Der Sprech­er der BJP, Nalin Kohli, vertei­digte das Gesetz gegenüber dem Sender Al Jazeera: “Das Argu­ment, dass dieser Geset­zen­twurf diskri­m­inierend ist, kann nicht gel­ten, da es sich nicht um die indis­chen Bürg­er han­delt [.…]. Der Geset­zen­twurf gilt für hin­duis­tis­che, sikhis­tis­che, bud­dhis­tis­che, jainis­che, par­sis­che und christliche Min­der­heit­enge­mein­schaften, die wegen der Teilung nicht nach Indi­en kom­men kon­nten und in ihren eige­nen Län­dern unter Ver­fol­gung lit­ten [.…] Was Mus­lime bet­rifft, so gibt es Län­der, die exk­lu­siv für sie gebildet wur­den [.…] Indi­en will nicht von denen über­flutet wer­den, die bere­its Bürg­er der Nach­bar­län­der sind.”

Kritiker*innen sind der Mei­n­ung, das Gesetz diene dazu die indis­che Gesellschaft zu polar­isieren, was die BJP Regierung begrüße, um mit antimus­lim­is­ch­er Rhetorik und Feind­bildern von Min­der­heit­en Wahler­folge erzie­len. Auch ver­fol­gt die BJP Regierung eine strik­te hin­duna­tion­al­is­tis­che Agen­da gegen Muslim*innen, was eben­so klar an der ver­fas­sungswidri­gen Aufhe­bung der Autonomierechte für Mus­lime (Artikel 370 und 35A) des indis­chen Bun­desstaates Jam­mu und Kaschmir im Juli 2019 zu sehen ist.
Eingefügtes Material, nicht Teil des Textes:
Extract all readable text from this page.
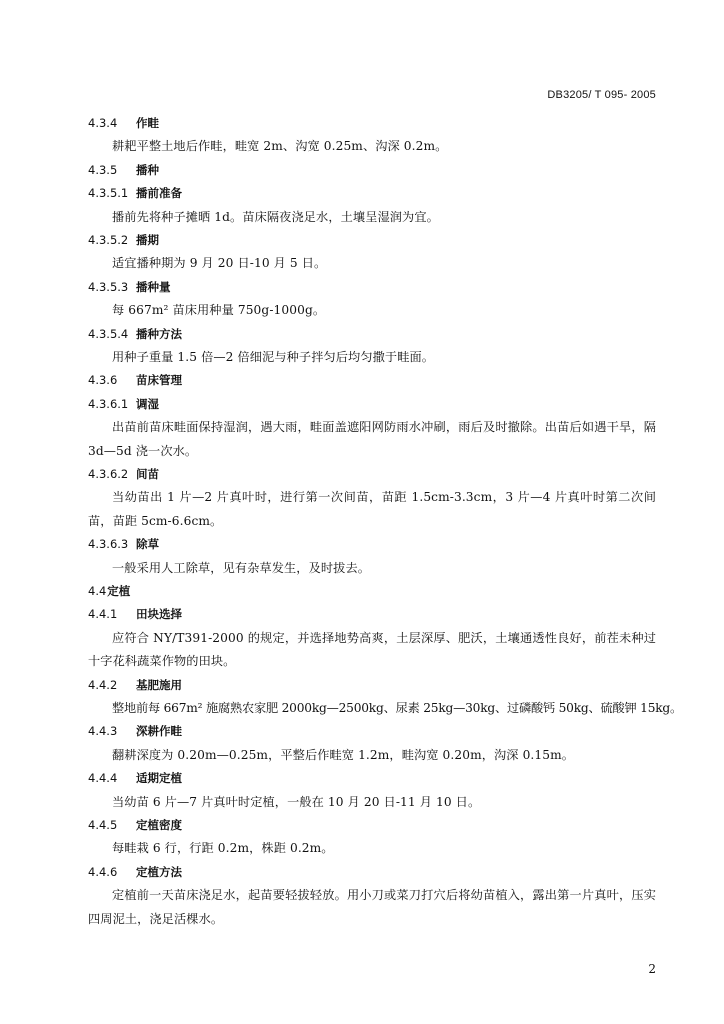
DB3205/ T 095- 2005
4.3.4 作畦
耕耙平整土地后作畦，畦宽 2m、沟宽 0.25m、沟深 0.2m。
4.3.5 播种
4.3.5.1 播前准备
播前先将种子摊晒 1d。苗床隔夜浇足水，土壤呈湿润为宜。
4.3.5.2 播期
适宜播种期为 9 月 20 日-10 月 5 日。
4.3.5.3 播种量
每 667m² 苗床用种量 750g-1000g。
4.3.5.4 播种方法
用种子重量 1.5 倍—2 倍细泥与种子拌匀后均匀撒于畦面。
4.3.6 苗床管理
4.3.6.1 调湿
出苗前苗床畦面保持湿润，遇大雨，畦面盖遮阳网防雨水冲刷，雨后及时撤除。出苗后如遇干旱，隔 3d—5d 浇一次水。
4.3.6.2 间苗
当幼苗出 1 片—2 片真叶时，进行第一次间苗，苗距 1.5cm-3.3cm，3 片—4 片真叶时第二次间苗，苗距 5cm-6.6cm。
4.3.6.3 除草
一般采用人工除草，见有杂草发生，及时拔去。
4.4定植
4.4.1 田块选择
应符合 NY/T391-2000 的规定，并选择地势高爽，土层深厚、肥沃，土壤通透性良好，前茬未种过十字花科蔬菜作物的田块。
4.4.2 基肥施用
整地前每 667m² 施腐熟农家肥 2000kg—2500kg、尿素 25kg—30kg、过磷酸钙 50kg、硫酸钾 15kg。
4.4.3 深耕作畦
翻耕深度为 0.20m—0.25m，平整后作畦宽 1.2m，畦沟宽 0.20m，沟深 0.15m。
4.4.4 适期定植
当幼苗 6 片—7 片真叶时定植，一般在 10 月 20 日-11 月 10 日。
4.4.5 定植密度
每畦栽 6 行，行距 0.2m，株距 0.2m。
4.4.6 定植方法
定植前一天苗床浇足水，起苗要轻拔轻放。用小刀或菜刀打穴后将幼苗植入，露出第一片真叶，压实四周泥土，浇足活棵水。
2
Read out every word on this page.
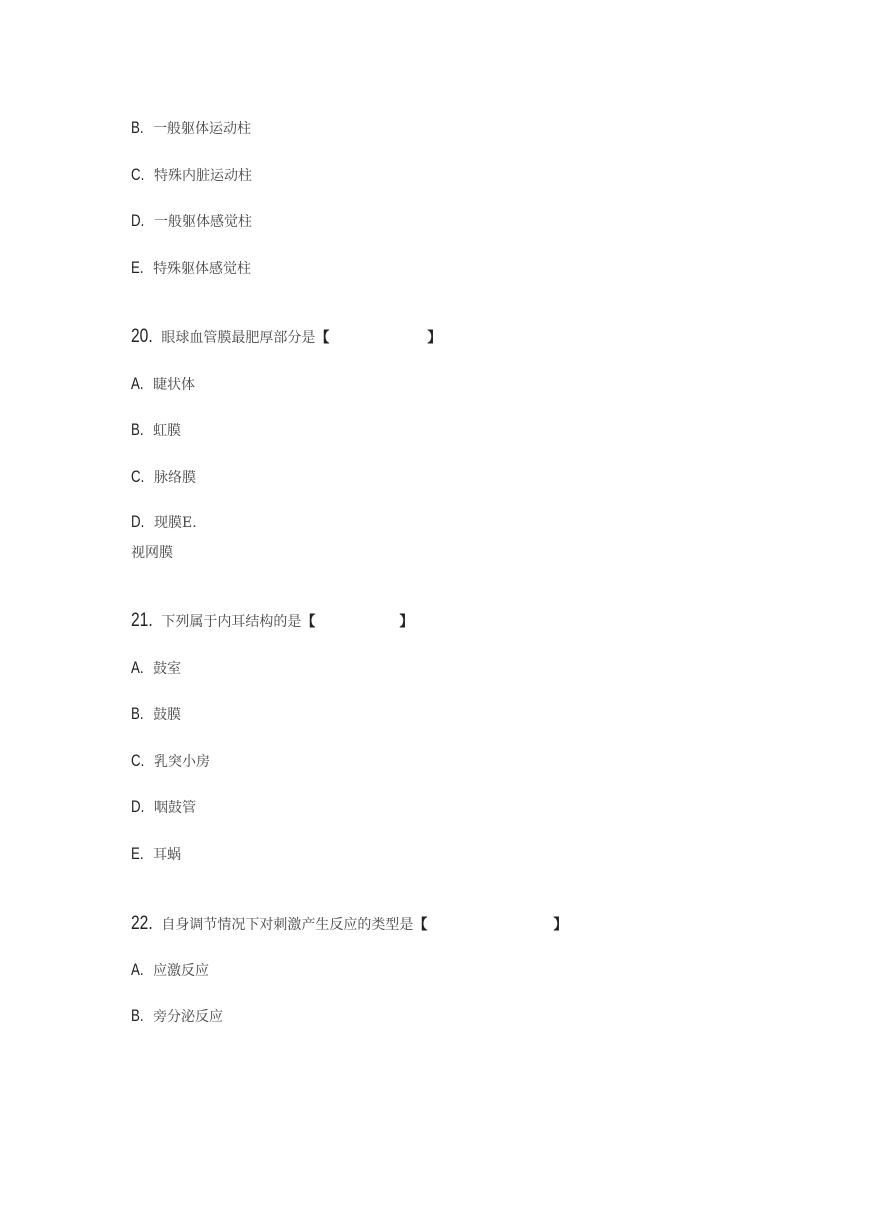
B. 一般躯体运动柱
C. 特殊内脏运动柱
D. 一般躯体感觉柱
E. 特殊躯体感觉柱
20. 眼球血管膜最肥厚部分是【	】
A. 睫状体
B. 虹膜
C. 脉络膜
D. 现膜E.
视网膜
21. 下列属于内耳结构的是【	】
A. 鼓室
B. 鼓膜
C. 乳突小房
D. 咽鼓管
E. 耳蜗
22. 自身调节情况下对刺激产生反应的类型是【	】
A. 应激反应
B. 旁分泌反应
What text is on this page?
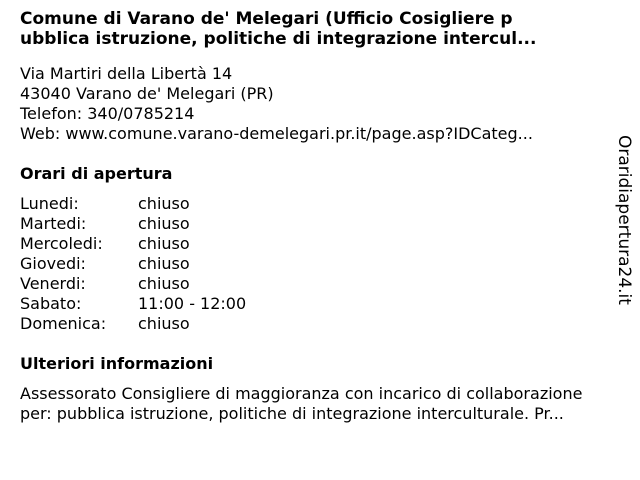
Comune di Varano de' Melegari (Ufficio Cosigliere p
ubblica istruzione, politiche di integrazione intercul...
Via Martiri della Libertà 14
43040 Varano de' Melegari (PR)
Telefon: 340/0785214
Web: www.comune.varano-demelegari.pr.it/page.asp?IDCateg...
Orari di apertura
Lunedi:	chiuso
Martedi:	chiuso
Mercoledi: chiuso
Giovedi:	chiuso
Venerdi:	chiuso
Sabato:	11:00 - 12:00
Domenica: chiuso
Ulteriori informazioni
Assessorato Consigliere di maggioranza con incarico di collaborazione
per: pubblica istruzione, politiche di integrazione interculturale. Pr...
Oraridiapertura24.it
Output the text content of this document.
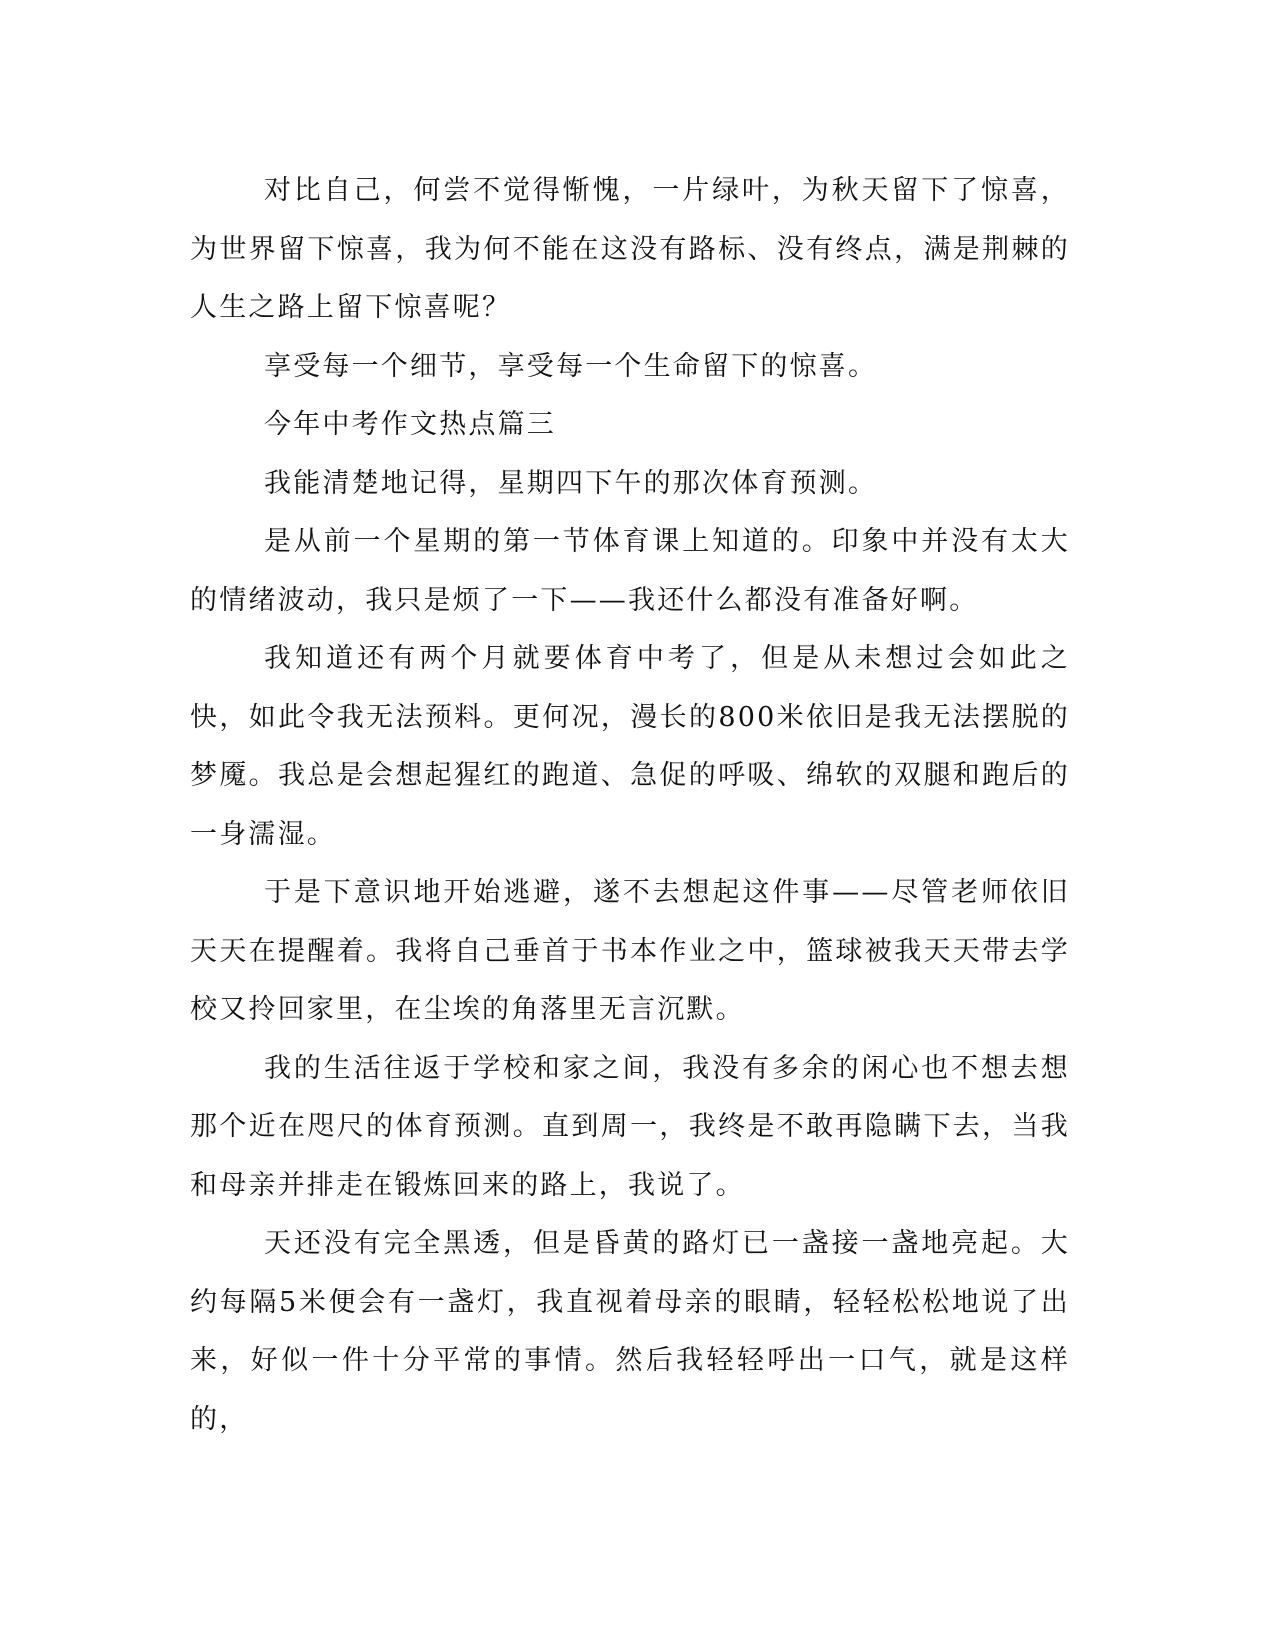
对比自己，何尝不觉得惭愧，一片绿叶，为秋天留下了惊喜，为世界留下惊喜，我为何不能在这没有路标、没有终点，满是荆棘的人生之路上留下惊喜呢？

享受每一个细节，享受每一个生命留下的惊喜。

今年中考作文热点篇三

我能清楚地记得，星期四下午的那次体育预测。

是从前一个星期的第一节体育课上知道的。印象中并没有太大的情绪波动，我只是烦了一下——我还什么都没有准备好啊。

我知道还有两个月就要体育中考了，但是从未想过会如此之快，如此令我无法预料。更何况，漫长的800米依旧是我无法摆脱的梦魇。我总是会想起猩红的跑道、急促的呼吸、绵软的双腿和跑后的一身濡湿。

于是下意识地开始逃避，遂不去想起这件事——尽管老师依旧天天在提醒着。我将自己垂首于书本作业之中，篮球被我天天带去学校又拎回家里，在尘埃的角落里无言沉默。

我的生活往返于学校和家之间，我没有多余的闲心也不想去想那个近在咫尺的体育预测。直到周一，我终是不敢再隐瞒下去，当我和母亲并排走在锻炼回来的路上，我说了。

天还没有完全黑透，但是昏黄的路灯已一盏接一盏地亮起。大约每隔5米便会有一盏灯，我直视着母亲的眼睛，轻轻松松地说了出来，好似一件十分平常的事情。然后我轻轻呼出一口气，就是这样的，
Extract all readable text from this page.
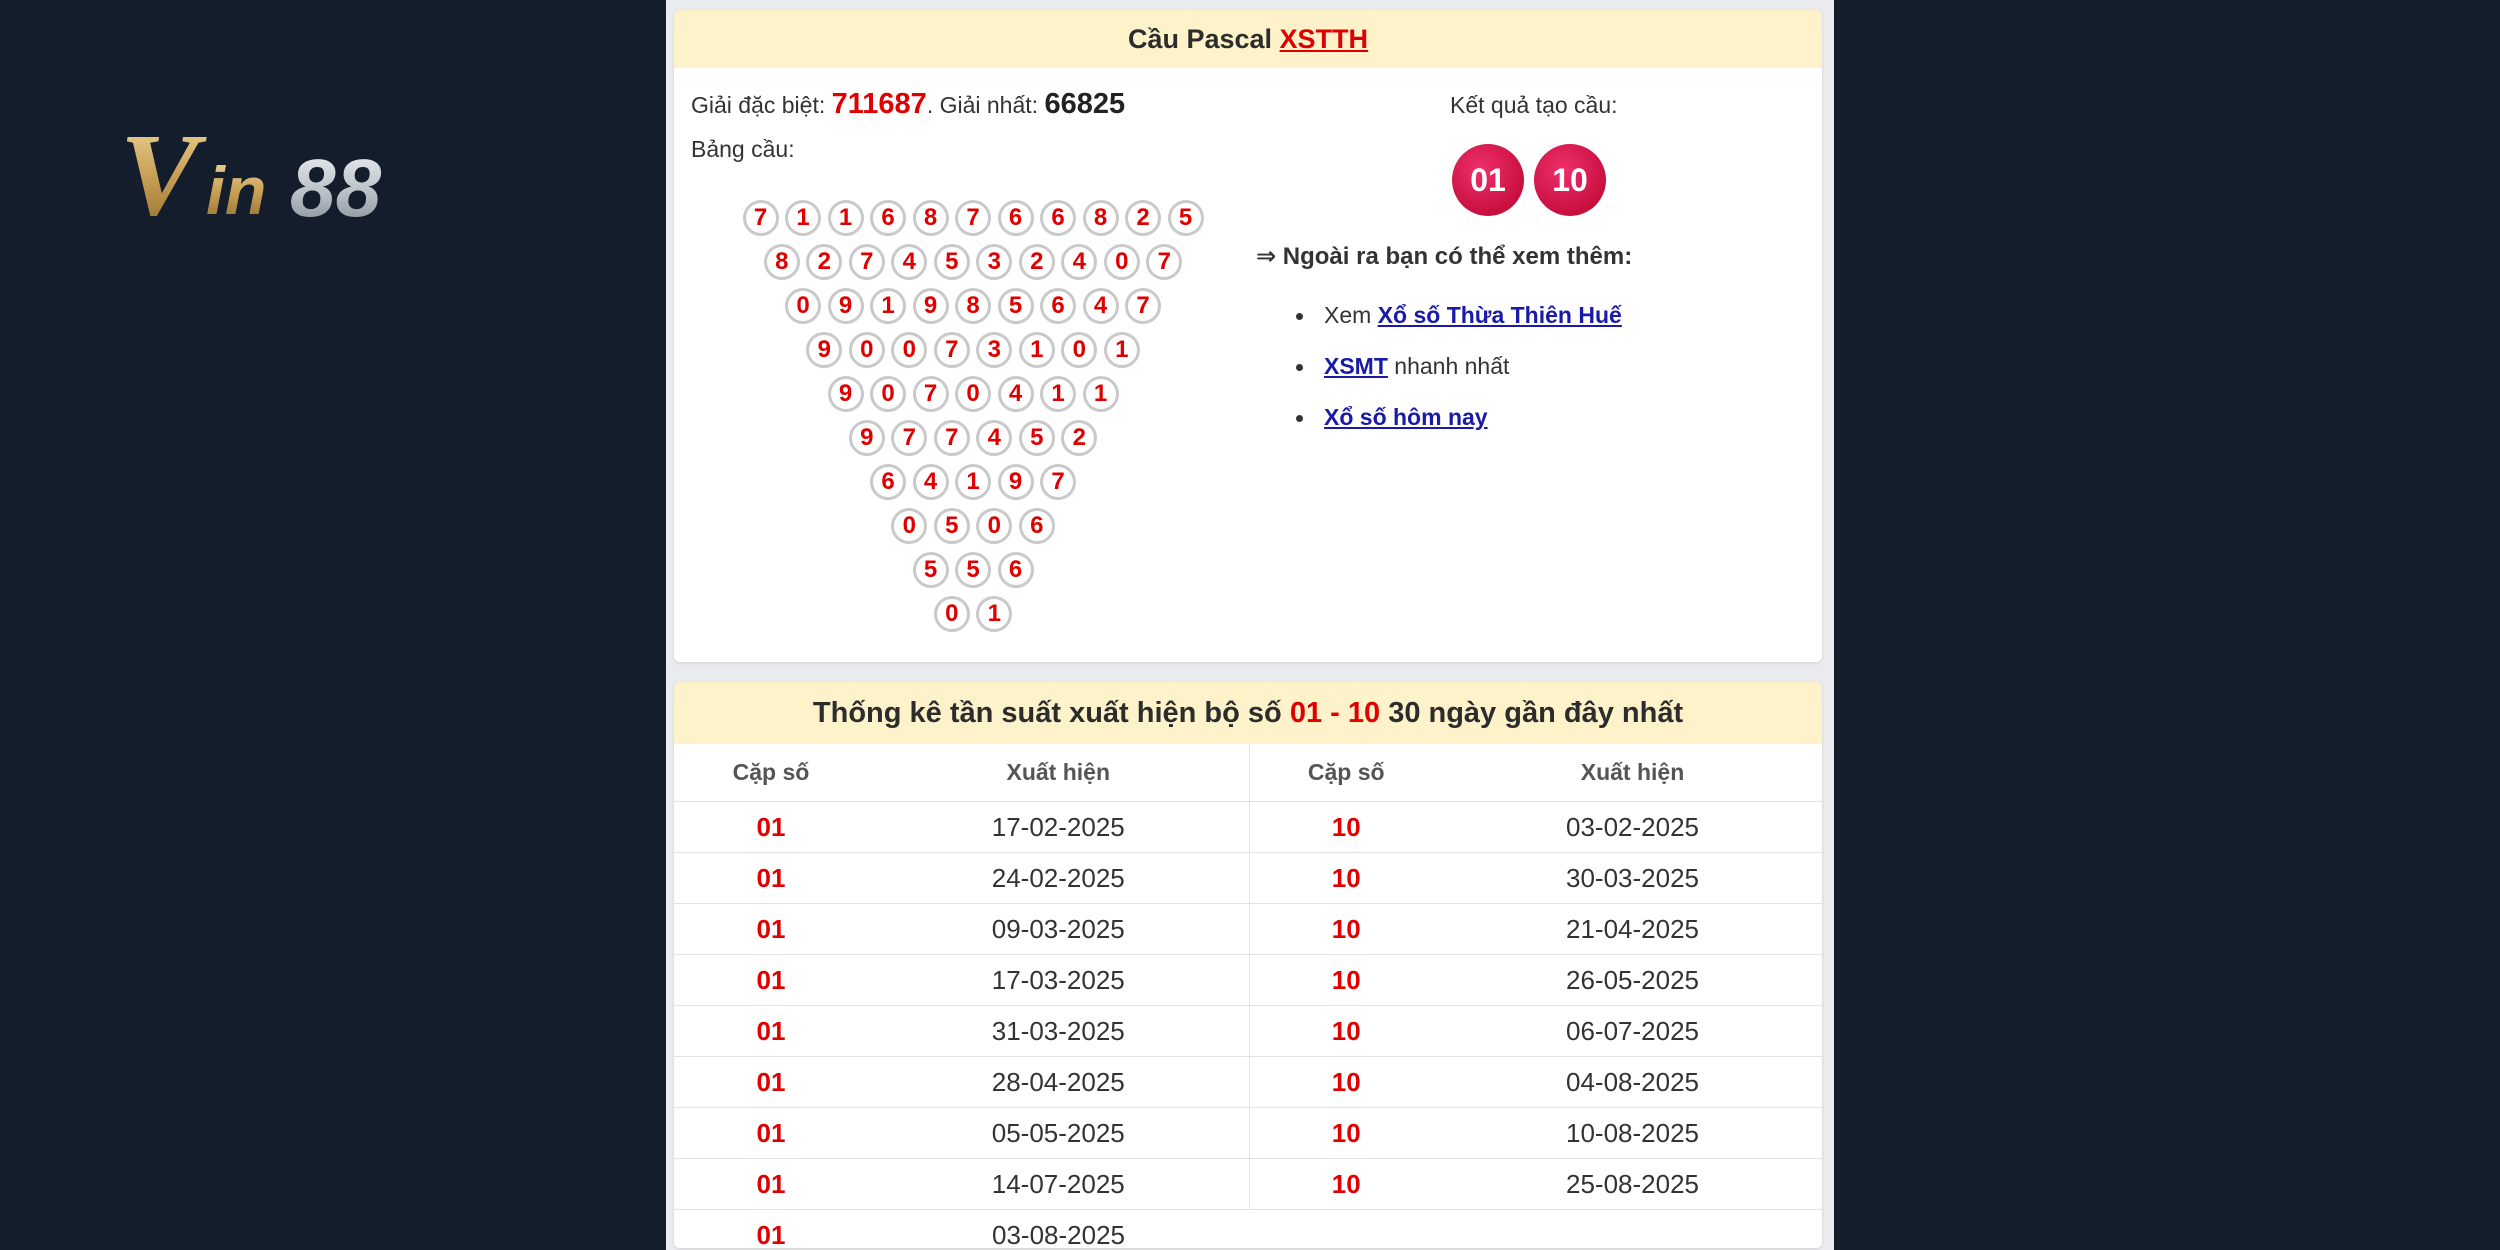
V in 88
Cầu Pascal
XSTTH
Giải đặc biệt: 711687. Giải nhất: 66825
Bảng cầu:
7	1	1	6	8	7	6	6	8	2	5
8	2	7	4	5	3	2	4	0	7
0	9	1	9	8	5	6	4	7
9	0	0	7	3	1	0	1
9	0	7	0	4	1	1
9	7	7	4	5	2
6	4	1	9	7
0	5	0	6
5	5	6
0	1
Kết quả tạo cầu:
01	10
⇒ Ngoài ra bạn có thể xem thêm:
Xem Xổ số Thừa Thiên Huế
XSMT nhanh nhất
Xổ số hôm nay
Thống kê tần suất xuất hiện bộ số
01 - 10
30 ngày gần đây nhất
Cặp số	Xuất hiện	Cặp số	Xuất hiện
01	17-02-2025	10	03-02-2025
01	24-02-2025	10	30-03-2025
01	09-03-2025	10	21-04-2025
01	17-03-2025	10	26-05-2025
01	31-03-2025	10	06-07-2025
01	28-04-2025	10	04-08-2025
01	05-05-2025	10	10-08-2025
01	14-07-2025	10	25-08-2025
01	03-08-2025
Sou­mi Sarkar analysiert bei Left­Voice angesichts der außergewöhn­lich starken Protest­dy­namik welche Gele­gen­heit nun die Demon­stri­eren­den der armen Massen und der Arbeiter*innenklasse haben, die Kräftev­er­hält­nisse zu ändern und gegen das rechte Regime anzuge­hen. Die Oppo­si­tion sei zwar gegen dieses Gesetz, doch sei sie oppor­tunis­tisch und stünde weit­er­hin für eine neolib­erale Poli­tik ein, die ver­ant­wortlich für das Erstarken der BJP ist. So sei es wichtig, sich von dieser Oppo­si­tion und der poli­tis­chen Klasse zu befreien. Die Arbeiter*innenklasse sollte jet­zt die Möglichkeit nutzen, sich poli­tisch unab­hängig gegen die Bour­geoisie und alle in ihren Inter­essen han­del­nden Kräfte zu mobil­isieren und organ­isieren. Es reicht nicht aus, nur gegen gegen die CAB und die NRC zu kämpfen, son­dern es muss eben­falls für die vollen Rechte, Frei­heit­en und die Staatsbürger*innenschaft aller undoku­men­tierten Ein­wan­der­er einge­treten werde.

In Berlin wird es am morgi­gen 21. Dezem­ber einen Protest­marsch in Sol­i­dar­ität mit Student*innen in Indi­en und gegen die Cit­i­zen­ship Amend­ment Bill (CAP), sowie das Nation­al Reg­is­ter of Cit­i­zens (NRC) geben, der um 11h mor­gens am Bran­den­burg­er Tor anfan­gen und um 17h vor der Indis­chen Botschaft aufhören wird.